Medieval combatants suit up

Jamie VanGeest

Every Sunday, swords swing and arrows fly when some students battle to the death on a grassy knoll at Como Park.

Chemistry graduate student Nick Denny started medieval combat fighting as an undergraduate at the University of Illinois.

When he came to the University of Minnesota, his passion for fighting motivated him to start the University’s Medieval Combat Society, he said.

The society is named Forhirion, meaning Land of the Northern Lords in Elvish, a language from “The Lord of the Rings.” The society is a part of the national Belegarth Medieval Combat Society.

“I enjoy it because it’s an interesting sport, and it’s just fun to beat up on your friends,” said Kevin Kumlin, a history student at the University of Minnesota.

According to the combat rules, if a limb gets hit by a weapon, the fighter cannot use it for the rest of the battle. Players who lose two limbs or get hit in the torso are considered dead and have lost.

Some of the competitors have very dramatic death scenes, others use their demise as an opportunity to take a nap.

Practice usually includes a free-for-all fight or people divide into two teams and battle. Sometimes to switch things up, they will play games such as capture the flag.

Denny said he enjoys team battles the most because of the teamwork and strategy required.

“You have to have a battlefield awareness and watch out for your teammates,” Denny said.

Many types of medieval weapons are used in the society’s battles, from swords and shields to maces and arrows.

Most of the weapons are made with a fiberglass or PVC core with foam or cloth wrapped around the outside. The Belegarth Medieval Combat Society has instructions, flex and length requirements.

“We don’t want people to be injured; at most, we want our weapons to give you a slight bruise once in a while,” Denny said.

The worst injury Kumlin has ever seen was a jammed finger, he said. Most of the injuries aren’t caused by the weapons, but when players hit the ground.

To make the battles more true to medieval times, members dress up in medieval costumes.

“Some people like it, and some people find the idea of it horrific,” Kumlin said.

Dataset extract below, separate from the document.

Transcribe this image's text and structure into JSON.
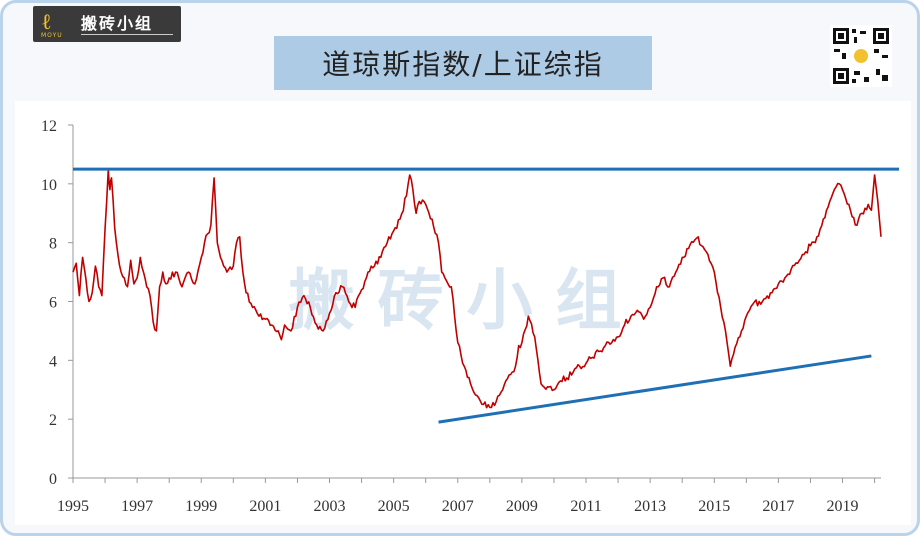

One man at the battle was shirtless with a plaid blanket wrapped around his waist. Kumlin had a loose shirt and pants underneath his Roman-inspired leather armor.

“I think that dressing up adds to the fighting, it makes it not look like you’re just out there hitting your friend with a stick,” Denny said.

The Belegarth Medieval Combat Society has an official dress code, but the only rule the University’s society has is no blue jeans.

Besides wearing medieval clothing, members also choose battle names.

Member Josh Bies chose “Bravin” as his battle name.

“I picked it for a video game and my girlfriend thought it sounded cool,” he said.

Some of the members have gone to nationwide medieval combat events. Denny attended Armageddon, a national tournament put on in Illinois by the Belegarth Medieval Combat Society.

The event attracted approximately 300 people and featured realm tournaments and single-sword battles.